"Good idea. He's on his way, Lieutenant."
He got through to Group, the officer of the day first and then the sleepy executive officer. The exec carefully avoided commenting on his action but said, "We'll send you a meteorologist pronto. I'll message First Army about the engineer officer. Meanwhile, keep at it—and don't forget your primary mission, Lieutenant."
He would not forget. One of the girls at the plexiglas scribbled a symbol, but nobody at the table picked it up; they were too busy twittering and tutting over the grim picture shaping up along the rivers of their state. "Get that intercept!" he snapped at the girl who was responsible for the sector.
"Sorry," she said, burning red, and picked out a marker to shove carefully to the right spot on the map. Multi-engine, approximately angels ten, bearing 280. The lieutenant checked his list; it was CMA Flight 24 a little off course.
And the girls kept calling; from some alert watchers they got unbelievably exact information relayed from local police or newsmen—normal river depth, present river depth, rise during the past 24 hours, condition of phone and power lines. From others they got only brief impressions that there was trouble, and how much. From many they got nothing at all. Down the river valley towns on the map table crawled the menacing symbol F, over and over again.
CHAPTER SIX
The man in the winterized jeep unzipped a window, leaned out and yelled: "The burgess around here?"

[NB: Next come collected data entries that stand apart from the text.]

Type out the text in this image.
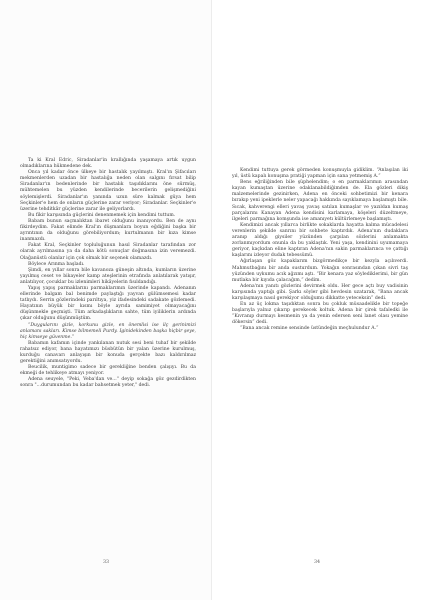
Ta ki Kral Edric, Siradanlar'in krallığında yaşamaya artık uygun olmadıklarına hükmedene dek.

Onca yıl kadar önce ülkeye bir hastalık yayılmıştı. Kral'ın Şifacıları mekmenlerden uzadan bir hastalığa neden olan salgını fırsat bilip Siradanlar'ın bedenlerinde bir hastalık taşıdıklarını öne sürmüş, mühtemelen bu yüzden kendilerinde becerilerin gelişmediğini söylemişlerdi. Siradanlar'ın yanında uzun süre kalmak güya hem Seçkinler'e hem de onların güçlerine zarar veriyor; Siradanlar. Seçkinler'e üzerine tehditkâr güçlerine zarar ile geliyorlardı.

Bu fikir karşısında güçlerini denenmemek için kendimi tuttum.

Babam bunun saçmalıktan ibaret olduğunu inanıyordu. Ben de aynı fikirdeydim. Fakat elimde Kral'ın düşmanlara boyun eğdiğini başka bir ayrıntının da olduğunu görebiliyordum; kurtulmanın bir kıza kimse inanmazdı.

Fakat Kral, Seçkinler topluluğunun hasıl Siradanlar tarafından zor olarak ayrılmasına ya da daha kötü sonuçlar doğmasına izin veremezdi. Olağanüstü olanlar için çok olmak bir seçenek olamazdı.

Böylece Arınma başladı.

Şimdi, en yıllar sonra bile kavanoza güneşin altında, kumların üzerine yayılmış ceset ve bikayeler kamp ateşlerinin etrafında anlatılarak yatışır, anlatılıyor, çocuklar bu izlenimleri hikâyelerin fısıldandığı.

Yapış yapış parmaklarını parmaklarımın üzerinde kapandı. Adenanın ellerinde balgam bal benimde paylaştığı yayvan gülümsemesi kadar tatlıydı. Serrin gözlerindeki parıltıya, yiz ifadesindeki sadakate gözlemedi. Hayatının büyük bir kısmı böyle ayrıda samimiyet olmayacağını düşünmekle geçmişti. Tüm arkadaşlıkların sahte, tüm iyiliklerin ardında çıkar olduğunu düşünmüştüm.

“Duygularını gizle, korkunu gizle, en önemlisi ise ilç gerinimizi anlamanı sakları. Kimse bilmemeli Purdy. Iginidekinden başka hiçbir şeye, hiç kimseye güvenme.”

Babamın kafamın içinde yankılanan nutuk sesi beni tuhaf bir şekilde rahatsız ediyor, bana hayatımızı büsbütün bir yalan üzerine kurulmuş, kurduğu canavarı anlayışın bir konuda gerçekte bazı kaldırılmaz gerektiğini anımsatıyordu.

Beucilik, muntigimo sadece bir gerekliğine benden çalışıyı. Bu da ekmeği de tehlikeye atmayı yeniyor.

Adena seuyele, "Peki, Veba'dan ve..." deyip sokağa göz gezdirdikten sonra "...durumundan bu kadar bahsetmek yeter," dedi.

33

Kendimi tuttuya gerek görmeden konuşmuyla gidiklim. “Anlaşılan iki yıl, üstü kapalı konuşma pratiği yapman için sana yetmemiş A.”

Bens eğriliğinden bile şüphelendim; o en parmaklarımın arasından kayan kumaştan üzerine odaklanabildiğimden de. Ela gözleri dikiş malzemelerinde gezinirken, Adena en önceki sohbetimizi bir kenara bırakıp yeni ipeklerle neler yapacağı hakkında sayıklamaya başlamıştı bile. Sıcak, kahverengi elleri yavaş yavaş satılan kumaşlar ve yazıldan kumaş parçalarını Kanayan Adena kendisini karlamaya, köşeleri düzeltmeye, ilgeleri parmağına komşunda ise amanıyetı kültürlemeye başlamıştı.

Kendimizi ancak yıllarca birlikte sokaklarda hayatta kalma mücadelesi verenlerin şekilde sanrını bir sohbete kaptırdık. Adena'nın dudaklara aranıp aldığı giysiler yüzünden çarpılan sözlerini anlamakta zorlanmıyordum onunla da bu yaklaştık. Yeni yaşa, kendinini uyumamaya geriyor, kaçkıdan eline kaptıran Adena'nın sakin parmaklarınca ve çattığı kaşlarını izleyor dudak tebessümü.

Ağırlaşan göz kapaklarım bizgörmedikçe bir kezyla açılıverdi. Mahmutbağını bir anda susturdum. Yokağın sonrasından çıkan sivri taş yüzünden uykumu acık ağzımı aştı. “Bir kenara yaz söylediklerimi, bir gün mutlaka bir kıyıda çalacağım,” dedim.

Adena'nın yanıtı gözlerini devirmek oldu. Her gece açtı buy vadisinin karşısında yaptığı gibi. Şarkı söyler gibi hevdesin uzatarak, “Bana ancak karşılaşmaya nasıl gerekiyor olduğumu dikkatte yeteceksin” dedi.

En az üç lokma taşıdıktan sonra bu çokluk müsaadelikle bir topeğe başlarıyla yalnız çıkarıp gerekecek koltuk. Adena bir çirek tafaledki ile “Kıvranıp durmayı kesmenin ya da yenin edersen seni lanet olası yemine dökersin” dedi.

“Bana ancak remine sensinde üstündeğin meçhulundur A.”

34
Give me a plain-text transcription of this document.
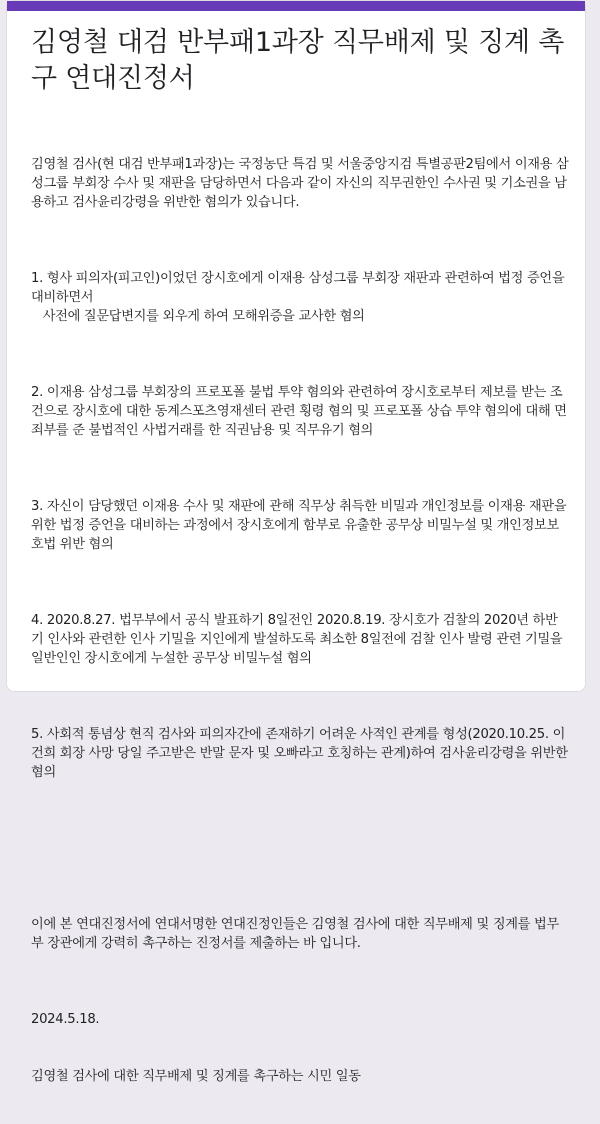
김영철 대검 반부패1과장 직무배제 및 징계 촉구 연대진정서

김영철 검사(현 대검 반부패1과장)는 국정농단 특검 및 서울중앙지검 특별공판2팀에서 이재용 삼성그룹 부회장 수사 및 재판을 담당하면서 다음과 같이 자신의 직무권한인 수사권 및 기소권을 남용하고 검사윤리강령을 위반한 혐의가 있습니다.

1. 형사 피의자(피고인)이었던 장시호에게 이재용 삼성그룹 부회장 재판과 관련하여 법정 증언을 대비하면서
사전에 질문답변지를 외우게 하여 모해위증을 교사한 혐의

2. 이재용 삼성그룹 부회장의 프로포폴 불법 투약 혐의와 관련하여 장시호로부터 제보를 받는 조건으로 장시호에 대한 동계스포츠영재센터 관련 횡령 혐의 및 프로포폴 상습 투약 혐의에 대해 면죄부를 준 불법적인 사법거래를 한 직권남용 및 직무유기 혐의

3. 자신이 담당했던 이재용 수사 및 재판에 관해 직무상 취득한 비밀과 개인정보를 이재용 재판을 위한 법정 증언을 대비하는 과정에서 장시호에게 함부로 유출한 공무상 비밀누설 및 개인정보보호법 위반 혐의

4. 2020.8.27. 법무부에서 공식 발표하기 8일전인 2020.8.19. 장시호가 검찰의 2020년 하반기 인사와 관련한 인사 기밀을 지인에게 발설하도록 최소한 8일전에 검찰 인사 발령 관련 기밀을 일반인인 장시호에게 누설한 공무상 비밀누설 혐의

5. 사회적 통념상 현직 검사와 피의자간에 존재하기 어려운 사적인 관계를 형성(2020.10.25. 이건희 회장 사망 당일 주고받은 반말 문자 및 오빠라고 호칭하는 관계)하여 검사윤리강령을 위반한 혐의

이에 본 연대진정서에 연대서명한 연대진정인들은 김영철 검사에 대한 직무배제 및 징계를 법무부 장관에게 강력히 촉구하는 진정서를 제출하는 바 입니다.

2024.5.18.

김영철 검사에 대한 직무배제 및 징계를 촉구하는 시민 일동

The four soaked men working around the tow truck didn't even answer. One of them gestured down the road with an arm and they went back to trying to get a line to a car that had gone off the road. It was now roof-deep in the torrent that had once been a drainage ditch, and up to five minutes ago it had looked as though something was moving behind the windshield.
The man in the jeep spat into the rain and drove on. He finally found the burgess's car parked with its lights on, along with a couple of others, a few yards from the edge of the river. That was crazy, he thought, why didn't they park them up on the highway, twenty-five feet above the water? Then he remembered that he was on the highway.